The four models were cross-compared using the AIC (Burnham & Anderson 2002). The most parsimonious model was chosen under the following rules: the model with the lowest AIC was chosen, unless a simpler nested model had an AIC less than 5 points higher. MADD was selected only if MFPS or MDIST had an AIC 5 points lower than MLOCAL. If MFPS and MDIST were both better than MLOCAL (AIC 5 points lower) then the better model was selected. This meant that model MFPS was often selected while model MDIST was significantly better than MLOCAL. Each species was assigned a response group for distance-to-edge effect according to the sign of the parameter of the DIST variable: core (positive), peripheral (negative) or neutral response (non-significant).

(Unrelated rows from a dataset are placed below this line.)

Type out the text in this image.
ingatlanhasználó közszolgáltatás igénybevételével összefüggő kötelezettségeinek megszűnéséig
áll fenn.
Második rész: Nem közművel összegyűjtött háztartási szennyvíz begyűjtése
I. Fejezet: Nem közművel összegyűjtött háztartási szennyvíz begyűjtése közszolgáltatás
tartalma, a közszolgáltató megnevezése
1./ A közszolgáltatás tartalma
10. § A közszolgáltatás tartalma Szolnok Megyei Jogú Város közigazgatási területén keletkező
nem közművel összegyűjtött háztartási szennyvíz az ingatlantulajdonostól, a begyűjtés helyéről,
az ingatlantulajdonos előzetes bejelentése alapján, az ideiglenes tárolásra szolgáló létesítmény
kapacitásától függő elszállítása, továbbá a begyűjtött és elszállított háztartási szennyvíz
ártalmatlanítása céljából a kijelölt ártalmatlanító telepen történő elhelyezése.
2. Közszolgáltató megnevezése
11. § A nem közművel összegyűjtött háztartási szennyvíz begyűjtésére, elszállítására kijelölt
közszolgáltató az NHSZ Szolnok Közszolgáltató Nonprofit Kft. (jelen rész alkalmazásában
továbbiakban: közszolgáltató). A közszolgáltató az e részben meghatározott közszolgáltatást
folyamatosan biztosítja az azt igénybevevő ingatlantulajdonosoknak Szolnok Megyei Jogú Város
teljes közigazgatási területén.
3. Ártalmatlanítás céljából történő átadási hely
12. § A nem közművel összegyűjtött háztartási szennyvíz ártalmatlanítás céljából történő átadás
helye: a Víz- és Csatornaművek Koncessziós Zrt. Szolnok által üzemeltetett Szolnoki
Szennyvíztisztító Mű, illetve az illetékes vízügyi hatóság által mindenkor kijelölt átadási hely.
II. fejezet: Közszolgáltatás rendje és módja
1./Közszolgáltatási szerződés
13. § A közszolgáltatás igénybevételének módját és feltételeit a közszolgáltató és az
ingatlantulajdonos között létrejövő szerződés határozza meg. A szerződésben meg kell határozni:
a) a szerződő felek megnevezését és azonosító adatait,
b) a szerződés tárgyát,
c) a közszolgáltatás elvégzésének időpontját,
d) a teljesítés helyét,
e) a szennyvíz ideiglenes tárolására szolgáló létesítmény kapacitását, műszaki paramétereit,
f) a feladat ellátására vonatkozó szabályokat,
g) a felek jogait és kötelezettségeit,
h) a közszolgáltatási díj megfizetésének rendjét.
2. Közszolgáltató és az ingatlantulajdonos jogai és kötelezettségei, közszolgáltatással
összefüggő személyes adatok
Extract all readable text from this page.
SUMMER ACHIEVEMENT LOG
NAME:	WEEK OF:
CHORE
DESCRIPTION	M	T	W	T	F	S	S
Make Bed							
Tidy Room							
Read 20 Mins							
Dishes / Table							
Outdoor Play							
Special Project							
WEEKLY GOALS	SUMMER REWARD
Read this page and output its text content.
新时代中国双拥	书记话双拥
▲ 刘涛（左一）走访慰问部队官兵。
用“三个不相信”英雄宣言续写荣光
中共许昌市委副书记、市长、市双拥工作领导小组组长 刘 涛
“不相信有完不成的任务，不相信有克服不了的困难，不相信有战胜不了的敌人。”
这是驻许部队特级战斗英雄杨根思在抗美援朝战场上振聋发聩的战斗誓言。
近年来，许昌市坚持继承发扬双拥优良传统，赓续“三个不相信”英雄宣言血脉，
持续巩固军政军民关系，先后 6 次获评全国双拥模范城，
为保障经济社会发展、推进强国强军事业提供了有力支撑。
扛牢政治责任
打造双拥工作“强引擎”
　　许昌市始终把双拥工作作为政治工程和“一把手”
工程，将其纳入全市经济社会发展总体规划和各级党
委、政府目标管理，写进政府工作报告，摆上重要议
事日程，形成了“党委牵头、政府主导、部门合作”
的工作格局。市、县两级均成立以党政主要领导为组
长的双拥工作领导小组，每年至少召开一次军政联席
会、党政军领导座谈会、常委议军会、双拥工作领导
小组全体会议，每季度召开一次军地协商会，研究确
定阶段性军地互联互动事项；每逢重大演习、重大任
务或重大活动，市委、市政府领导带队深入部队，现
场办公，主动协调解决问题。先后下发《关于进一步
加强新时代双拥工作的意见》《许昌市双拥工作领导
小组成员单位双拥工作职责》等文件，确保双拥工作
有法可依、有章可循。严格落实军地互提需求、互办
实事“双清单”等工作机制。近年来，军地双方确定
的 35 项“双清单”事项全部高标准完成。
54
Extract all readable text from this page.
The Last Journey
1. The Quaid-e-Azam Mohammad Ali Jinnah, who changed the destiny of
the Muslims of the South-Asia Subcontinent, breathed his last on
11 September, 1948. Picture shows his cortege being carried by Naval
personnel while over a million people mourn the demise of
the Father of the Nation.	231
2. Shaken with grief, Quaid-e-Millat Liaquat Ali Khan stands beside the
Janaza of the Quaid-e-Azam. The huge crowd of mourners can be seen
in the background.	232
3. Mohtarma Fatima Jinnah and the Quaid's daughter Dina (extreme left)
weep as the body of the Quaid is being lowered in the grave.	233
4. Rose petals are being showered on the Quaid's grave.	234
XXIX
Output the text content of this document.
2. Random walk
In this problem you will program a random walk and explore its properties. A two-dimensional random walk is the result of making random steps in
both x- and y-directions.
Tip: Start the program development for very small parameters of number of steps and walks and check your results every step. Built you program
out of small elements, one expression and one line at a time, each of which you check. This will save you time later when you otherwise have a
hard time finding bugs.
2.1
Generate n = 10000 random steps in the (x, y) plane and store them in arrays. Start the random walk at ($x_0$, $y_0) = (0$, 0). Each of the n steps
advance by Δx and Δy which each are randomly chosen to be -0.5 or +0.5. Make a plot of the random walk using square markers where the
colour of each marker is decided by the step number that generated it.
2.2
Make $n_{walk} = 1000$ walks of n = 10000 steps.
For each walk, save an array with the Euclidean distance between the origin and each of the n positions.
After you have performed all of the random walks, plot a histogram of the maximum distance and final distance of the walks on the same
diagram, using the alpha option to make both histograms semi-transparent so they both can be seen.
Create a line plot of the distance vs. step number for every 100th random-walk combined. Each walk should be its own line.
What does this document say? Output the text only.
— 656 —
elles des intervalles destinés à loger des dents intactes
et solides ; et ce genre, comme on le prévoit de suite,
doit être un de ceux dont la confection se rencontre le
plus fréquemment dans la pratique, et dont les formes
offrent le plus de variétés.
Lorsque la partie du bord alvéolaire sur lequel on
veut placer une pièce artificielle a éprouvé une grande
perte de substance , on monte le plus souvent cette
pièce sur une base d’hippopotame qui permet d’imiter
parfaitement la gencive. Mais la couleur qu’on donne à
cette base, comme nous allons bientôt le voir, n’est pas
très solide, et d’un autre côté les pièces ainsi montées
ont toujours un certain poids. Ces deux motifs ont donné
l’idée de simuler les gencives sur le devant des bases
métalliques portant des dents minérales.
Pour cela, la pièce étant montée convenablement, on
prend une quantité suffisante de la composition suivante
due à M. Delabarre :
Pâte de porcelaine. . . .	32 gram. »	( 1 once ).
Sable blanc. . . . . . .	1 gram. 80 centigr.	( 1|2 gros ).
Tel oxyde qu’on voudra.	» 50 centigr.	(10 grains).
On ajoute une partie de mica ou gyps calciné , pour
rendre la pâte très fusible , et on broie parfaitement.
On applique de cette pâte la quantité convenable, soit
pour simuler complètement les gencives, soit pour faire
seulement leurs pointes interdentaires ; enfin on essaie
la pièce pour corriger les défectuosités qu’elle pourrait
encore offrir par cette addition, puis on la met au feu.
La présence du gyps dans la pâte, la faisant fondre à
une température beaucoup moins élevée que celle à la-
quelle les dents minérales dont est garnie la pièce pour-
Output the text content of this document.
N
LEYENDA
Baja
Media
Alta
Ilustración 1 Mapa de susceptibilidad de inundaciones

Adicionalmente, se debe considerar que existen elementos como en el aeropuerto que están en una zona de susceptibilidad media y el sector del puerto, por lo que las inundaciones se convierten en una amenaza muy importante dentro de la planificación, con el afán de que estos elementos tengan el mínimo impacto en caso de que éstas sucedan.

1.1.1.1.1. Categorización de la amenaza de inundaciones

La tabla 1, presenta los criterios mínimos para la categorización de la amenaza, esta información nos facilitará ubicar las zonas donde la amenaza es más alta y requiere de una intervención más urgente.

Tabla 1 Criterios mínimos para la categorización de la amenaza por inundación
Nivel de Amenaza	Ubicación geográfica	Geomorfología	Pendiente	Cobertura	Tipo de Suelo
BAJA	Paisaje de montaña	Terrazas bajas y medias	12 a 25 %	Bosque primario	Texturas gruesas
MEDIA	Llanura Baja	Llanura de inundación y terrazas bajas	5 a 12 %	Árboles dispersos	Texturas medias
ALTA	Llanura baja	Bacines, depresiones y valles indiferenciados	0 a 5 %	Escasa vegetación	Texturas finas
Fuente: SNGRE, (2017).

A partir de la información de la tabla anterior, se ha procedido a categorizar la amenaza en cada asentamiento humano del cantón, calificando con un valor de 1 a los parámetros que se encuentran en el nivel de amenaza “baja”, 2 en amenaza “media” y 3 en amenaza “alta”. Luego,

Determining the maximum distance of correlation between species occurrence and distance-to-edge

In order to avoid confusion with the usual edge effect, we used the term ‘maximum distance of correlation’ (MDC) instead of ‘depth-of-edge influence’ to characterize the threshold distance beyond which species occurrence no longer varied with distance-to-edge. In previous attempts to determine the extent of edge influence, Chen et al. (1992) and Hylander (2005) proposed defining the edge influence as extending from the edge to a point where the response value was, respectively, 67% and 90% of the variation measured (or predicted) along the gradient considered. Such values are rather arbitrary and Ewers & Didham (2006) suggested using second derivative optima. However, after fitting response curves on our data, we noted that the second derivative never reached an optimum. We finally applied the approach based on the point where the response value was 90% of the predicted variation along the distance gradient.

Plant trait approach

Species were classified according to the following life-history traits: preference for forest, forest edge or non-forest habitats, after simplification of the detailed classification provided by Julve (2009), preference for ancient forests, a combination of the two lists provided by Hermy et al. (1999) and Dupouey et al. (2002), reproduction mode (by seed or vegetatively) from the Biolflor database (Kühn et al. 2004), eight dispersal modes from Julve (2009), seven life forms following Raunkiaer (1934), and finally, ecological preference for temperature, soil pH, soil nitrogen, light and soil moisture. We ran Fisher's exact tests on the contingency tables, crossing each of the 29 life traits and species preference for forest periphery or interior.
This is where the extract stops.